Catching Nell
By VERLYN KLINKENBORG
The other night, just before dusk, I walked across the pasture with a bucket of grain. Two dozen chickens followed me in a mob. Some came running toward me, wings flapping, as if with enough room they might actually take off. I led them into their pen, scattered the grain and closed the gate. Then I drove the ducks and the geese into their yard. "Drove" is too strong a word. I hinted at the direction I wanted them to go, and they went. I opened another gate and led the horses down to the barnyard. When they had been fed, I stepped into the pigpen. The gilt came over for a rubdown, and the barrow flopped down beside her. They lay back to back, eyes closed, pale pink bellies available for scratching.
Some evenings I notice the haze that settles in the valley nearby or the big orange moon coming up over the trees. But that night I noticed how we all fit together, the animals and the humans. The piglets arrive pretty wild. Baby chicks clatter about the brooder house in fear. But time passes, and they all settle down. They seem to tame themselves somehow.
That night I suddenly realized all the ways that they've tamed me. I never rush the ducks. It only confuses them. I never ask too much when herding chickens. The horses expect a certain presence from me, which changes with every situation. The pigs want joy and vigorous scratching.
None of the animals seem to want me to be other than human. But they want me to be a human who knows how the world looks to them and respects it.
All of our animals except one were raised among humans from birth. That one is Nell, the mustang. We bought her not far from our farm here in upstate New York, but she was adopted as a weanling in Nevada—part of the federal adoption program for wild horses.
I've seen other mustangs captured, so I have a good idea what it was like for her. She's 17 now and has lived the last decade with us. She's been trained, trailered, ridden and cared for. And yet it's always a tossup whether she'll let me catch her.
Our animals show their trust in us every day.
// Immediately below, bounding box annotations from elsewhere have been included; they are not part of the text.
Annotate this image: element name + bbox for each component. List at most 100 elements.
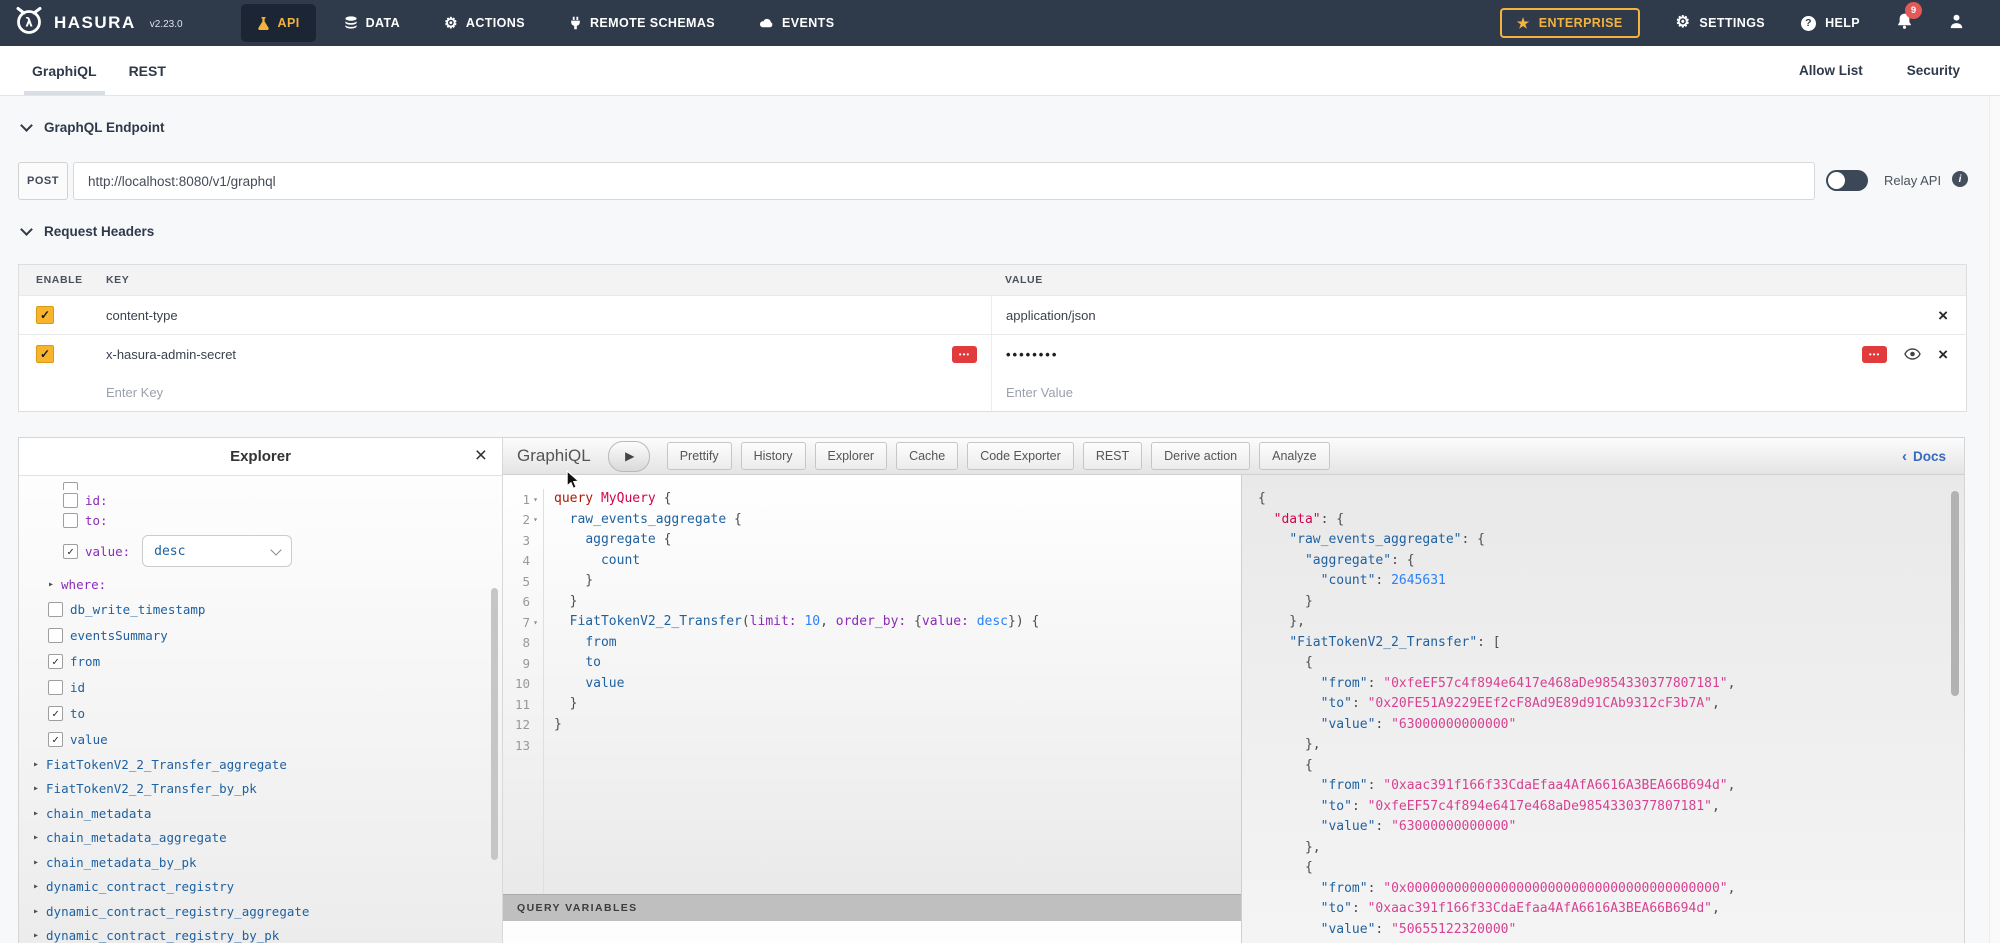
graphql-endpoint-heading[interactable]: GraphQL Endpoint [22,120,165,135]
unchecked-checkbox-icon[interactable] [48,602,63,617]
column-enable: ENABLE [19,265,89,295]
cache-button[interactable]: Cache [896,442,958,470]
explorer-item-label: value [70,732,108,747]
header-value-cell[interactable]: •••••••••••× [991,335,1966,373]
explorer-item-dynamic_contract_registry_aggregate[interactable]: ▸dynamic_contract_registry_aggregate [19,899,502,924]
nav-item-remote-schemas[interactable]: REMOTE SCHEMAS [553,4,731,42]
header-enable-checkbox[interactable]: ✓ [36,345,54,363]
explorer-item-dynamic_contract_registry_by_pk[interactable]: ▸dynamic_contract_registry_by_pk [19,924,502,943]
response-line: "to": "0xaac391f166f33CdaEfaa4AfA6616A3B… [1258,899,1964,920]
explorer-item-to[interactable]: to: [19,510,502,530]
explorer-item-chain_metadata_aggregate[interactable]: ▸chain_metadata_aggregate [19,826,502,851]
info-icon[interactable]: i [1952,171,1968,187]
unchecked-checkbox-icon[interactable] [63,482,78,491]
endpoint-url-input[interactable]: http://localhost:8080/v1/graphql [73,162,1815,200]
history-button[interactable]: History [741,442,806,470]
explorer-item-chain_metadata[interactable]: ▸chain_metadata [19,801,502,826]
unchecked-checkbox-icon[interactable] [63,493,78,508]
explorer-item-where[interactable]: ▸where: [19,572,502,596]
header-key-cell[interactable]: content-type [89,296,991,334]
svg-text:λ: λ [25,15,33,29]
database-icon [344,16,358,30]
explorer-item-id[interactable]: id [19,674,502,700]
docs-link[interactable]: ‹ Docs [1902,448,1946,465]
explorer-item-FiatTokenV2_2_Transfer_by_pk[interactable]: ▸FiatTokenV2_2_Transfer_by_pk [19,777,502,802]
query-editor[interactable]: 1▾2▾34567▾8910111213 query MyQuery { raw… [503,475,1241,894]
explorer-button[interactable]: Explorer [815,442,888,470]
unchecked-checkbox-icon[interactable] [48,680,63,695]
checked-checkbox-icon[interactable]: ✓ [48,732,63,747]
request-headers-heading[interactable]: Request Headers [22,224,154,239]
eye-icon[interactable] [1904,348,1921,360]
explorer-item-id[interactable]: id: [19,490,502,510]
security-link[interactable]: Security [1907,63,1960,78]
nav-item-data[interactable]: DATA [328,4,416,42]
prettify-button[interactable]: Prettify [667,442,732,470]
code-exporter-button[interactable]: Code Exporter [967,442,1074,470]
response-line: "from": "0xaac391f166f33CdaEfaa4AfA6616A… [1258,776,1964,797]
header-value-cell[interactable]: application/json× [991,296,1966,334]
nav-item-actions[interactable]: ⚙ACTIONS [428,4,541,42]
nav-item-label: ACTIONS [466,16,525,30]
notifications-button[interactable]: 9 [1896,12,1913,35]
hasura-brand[interactable]: λ HASURA v2.23.0 [14,6,183,41]
relay-api-toggle[interactable] [1826,170,1868,191]
explorer-item-partial[interactable] [19,480,502,490]
request-headers-table: ENABLE KEY VALUE ✓content-typeapplicatio… [18,264,1967,412]
new-header-value-input[interactable]: Enter Value [1006,385,1073,400]
fold-arrow-icon: ▾ [530,495,541,504]
derive-action-button[interactable]: Derive action [1151,442,1250,470]
checked-checkbox-icon[interactable]: ✓ [48,706,63,721]
explorer-item-value[interactable]: ✓value:desc [19,530,502,572]
nav-item-events[interactable]: EVENTS [743,4,850,42]
response-line: "value": "50655122320000" [1258,920,1964,941]
remove-header-icon[interactable]: × [1938,346,1948,363]
new-header-key-input[interactable]: Enter Key [106,385,163,400]
user-menu-button[interactable] [1949,13,1964,34]
explorer-item-from[interactable]: ✓from [19,648,502,674]
order-by-dropdown[interactable]: desc [142,535,292,567]
unchecked-checkbox-icon[interactable] [48,628,63,643]
query-variables-editor[interactable] [503,921,1241,943]
header-key-cell[interactable]: x-hasura-admin-secret••• [89,335,991,373]
explorer-item-db_write_timestamp[interactable]: db_write_timestamp [19,596,502,622]
execute-query-button[interactable]: ▶ [608,441,650,472]
remove-header-icon[interactable]: × [1938,307,1948,324]
query-variables-bar[interactable]: QUERY VARIABLES [503,894,1241,921]
tab-rest[interactable]: REST [129,46,166,95]
gear-icon: ⚙ [1676,15,1691,31]
response-line: { [1258,756,1964,777]
explorer-item-to[interactable]: ✓to [19,700,502,726]
enterprise-button[interactable]: ★ ENTERPRISE [1500,8,1640,38]
checked-checkbox-icon[interactable]: ✓ [48,654,63,669]
explorer-item-chain_metadata_by_pk[interactable]: ▸chain_metadata_by_pk [19,850,502,875]
tab-graphiql[interactable]: GraphiQL [32,46,97,95]
response-line: "data": { [1258,510,1964,531]
close-icon[interactable]: × [475,444,487,468]
explorer-scrollbar[interactable] [491,588,498,860]
unchecked-checkbox-icon[interactable] [63,513,78,528]
checked-checkbox-icon[interactable]: ✓ [63,544,78,559]
editor-code: query MyQuery { raw_events_aggregate { a… [544,489,1241,894]
help-button[interactable]: ? HELP [1801,16,1860,31]
rest-button[interactable]: REST [1083,442,1142,470]
triangle-right-icon: ▸ [33,759,39,770]
cloud-icon [759,18,774,29]
explorer-item-eventsSummary[interactable]: eventsSummary [19,622,502,648]
toolbar-buttons: Prettify History Explorer Cache Code Exporte… [667,442,1330,470]
explorer-panel: Explorer × id:to:✓value:desc▸where:db_wr… [19,438,503,943]
column-key: KEY [89,265,991,295]
nav-item-api[interactable]: API [241,4,316,42]
explorer-item-label: chain_metadata [46,806,151,821]
explorer-item-value[interactable]: ✓ value [19,726,502,752]
explorer-item-dynamic_contract_registry[interactable]: ▸dynamic_contract_registry [19,875,502,900]
toggle-knob [1828,172,1845,189]
chevron-left-icon: ‹ [1902,448,1907,465]
allow-list-link[interactable]: Allow List [1799,63,1863,78]
response-scrollbar[interactable] [1951,491,1959,696]
explorer-item-FiatTokenV2_2_Transfer_aggregate[interactable]: ▸FiatTokenV2_2_Transfer_aggregate [19,752,502,777]
header-enable-checkbox[interactable]: ✓ [36,306,54,324]
analyze-button[interactable]: Analyze [1259,442,1329,470]
settings-button[interactable]: ⚙ SETTINGS [1676,15,1765,31]
page-scrollbar[interactable] [1989,46,2000,943]
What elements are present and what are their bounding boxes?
But sometimes Nell trusts us, and sometimes she doesn't. The freeze brand on her neck isn't the only sign of that long-ago capture. All the rest of us, animal and human, live together in a single place. Nell lives in her own. She somehow reserves the right to withhold herself, to stand apart.
The chickens grow placid, the pigs learn to like us, and the other horses go on with their lives. And yet the most meaningful moments, after all these years, are when Nell crosses over from her world to ours. She walks right up, as if to ask where I've been, and settles her head in my arms. I feel the power of the choice she has made every time she makes it.